Am I the only one to perceive an irritating contradiction between the dislike of the idea of increased advertising penetration into public commons OOH, when contrasted with the insertion of an egregiously oversimplifying partisan politicization of the matter into the link’s teaser, OTOH?
Jeremy — doing so was an example of precisely the kind of stupid, juvenile, presumptively annoying needless and pointless injection of political bias into news coverage that is helping to marginalize the modern monosource media.
Clue Department: you are not positively promoting your general belief structure when you insult your readers’ intelligences in such a fashion.
Rather, in fact, the opposite. Because in no small part, many of us prefer to use the internet for news coverage in order to avoid a diet of what you just did. Not because we are partisan conservatives, but because, as informed, intelligent, rational people, we are sick and tired of the counterproductively over-simplified presentation of issues for the purpose of partisan political high-school clique socialization.
Capische?
So my advice to you is to leave such stuff out. Because to us swing-voting centrists — the ones you really need to attract, persuade, and activate — it only makes you look like yet another incompetent monosource media blowhard.
I’m going to assume you’re objecting to my characterization of the current government’s spending policies, not the title. If I’m wrong, please correct me.
You may be familiar with the term “starving the beast.” Wikipedia defines it: it’s a conservative political strategy most closely tied to Grover Norquist that advocates cutting revenue as a means to force cuts in spending on programs conservatives disagree with.
Does the federal budget reduce funding to National Parks? Yes. NPR has the story (scroll down to the environmental section for details).
“Starve the beast” is an acknowledged political strategy. According to the OMB discretionary tax cuts are a major cause of budget deficits. Budget deficits are used to justify reduced spending for National Parks, and reduced spending for National Parks are used to justify the need for increased recognition of corporate sponsors in parks.
So the point I was trying to make is that the decision the CSM implies we should make, more ads or more funding, obscures the real issue, and that the CSM is falling prey to a deliberate political strategy. The real choice is more taxes or less funding.
I don’t think that’s a, “…presentation of issues for the purpose of partisan political high-school clique socialization.” Perhaps I oversimplified and assumed readers would understand what I was referring to, but it certainly wasn’t without factual basis.
A couple more points: this site is not, “the commons” unless you’re going to argue that, say, the Republican Party’s website is the commons and that they should be expected not to pollute it with “partisan” opinions.
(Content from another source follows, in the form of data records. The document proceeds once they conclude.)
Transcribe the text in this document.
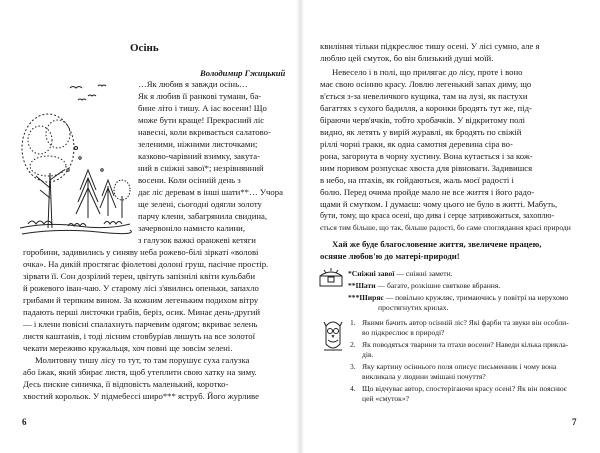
Осінь
Володимир Гжицький
…Як любив я завжди осінь…
Як я любив її ранкові тумани, ба-
бине літо і тишу. А іас восени! Що
може бути краще! Прекрасний ліс
навесні, коли вкривається салатово-
зеленими, ніжними листочками;
казково-чарівний взимку, закута-
ний в сніжні завої*; незрівнянний
восени. Коли осінній день з
дає ліс деревам в інші шати**… Учора
ще зелені, сьогодні одягли золоту
парчу клени, забагрянила свидина,
зачервоніло намисто калини,
з галузок важкі оранжеві кетяги
горобини, задивились у синяву неба рожево-білі зіркаті «волові
очка». На дикій простягає фіолетові долоні груш, пасічне простір.
зірвати її. Сон дозрілий терен, цвітуть запізнілі квіти кульбаби
й рожевого іван-чаю. У старому лісі з'явились опеньки, запахло
грибами й терпким вином. За кожним легеньким подихом вітру
падають перші листочки грабів, беріз, осик. Минає день-другий
— і клени повісні спалахнуть парчевим одягом; вкриває зелень
листя каштанів, і тоді лісним стовбуріав лишуть на все золотої
чекати мереживо кружальця, хоч повні ще зовсім зелені.
Молитовну тишу лісу то тут, то там порушує суха галузка
або їжак, який збирає листя, щоб утеплити свою хатку на зиму.
Десь пискне синичка, її відповість маленький, коротко-
хвостий корольок. У підмебессі широ*** яструб. Його журливе
6
квиління тільки підкреслює тишу осені. У лісі сумно, але я
люблю цей смуток, бо він близький душі моїй.
Невесело і в полі, що прилягає до лісу, проте і воно
має свою осінню красу. Ловлю легенький запах диму, що
в'ється з-за невеличкого кущика, там на лузі, як пастухи
багаттях з сухого бадилля, а коронки бродять тут же, під-
біраючи черв'ячків, тобто хробачків. У відкритому полі
видно, як летять у вирій журавлі, як бродять по свіжій
ріллі чорні граки, як одна самотня деревина сіра во-
рона, загорнута в чорну хустину. Вона кутається і за кож-
ним поривом розпускає хвоста для рівноваги. Задивишся
в небо, на птахів, як гойдаються, жаль моєї радості і
болю. Перед очима пройде мало не все життя і його радо-
щами й смутком. І думаєш: чому цього не було в житті. Мабуть,
бути, тому, що краса осені, що дива і серце затривожиться, захоплю-
ється тим більше, що так, більше радості, бо саме споглядання красі природи
Хай же буде благословенне життя, звеличене працею,
осяяне любов'ю до матері-природи!
*Сніжні завої — сніжні замети.
**Шати — багате, розкішне святкове вбрання.
***Ширяє — повільно кружляє, тримаючись у повітрі на нерухомо
простягнутих крилах.
1. Якими бачить автор осінній ліс? Які фарби та звуки він особли-
во підкреслює в природі?
2. Як поводяться тварини та птахи восени? Наведи кілька прикла-
дів.
3. Яку картину осіннього поля описує письменник і чому вона
викликала у людини змішані почуття?
4. Що відчуває автор, спостерігаючи красу осені? Як він пояснює
цей «смуток»?
7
This site is also not journalism — it’s really just a directory for articles that I and a few associates find interesting, plus some really cool science fiction. Finally, this site is not a political party. I don’t need to attract, persuade or activate anybody, and I have no aspiration to do so.
I presume you’re reading the site because you find the other articles interesting. I sincerely hope you’ll continue to do so. But, and please believe I mean no offense, I’m not going to avoid posting articles I think are interesting and commenting on them as I see things just to please you. If you’re so sensitive that the relatively infrequent political articles on this site drive you and readers like you away, then I guess I have to accept that as the cost of being true to my beliefs.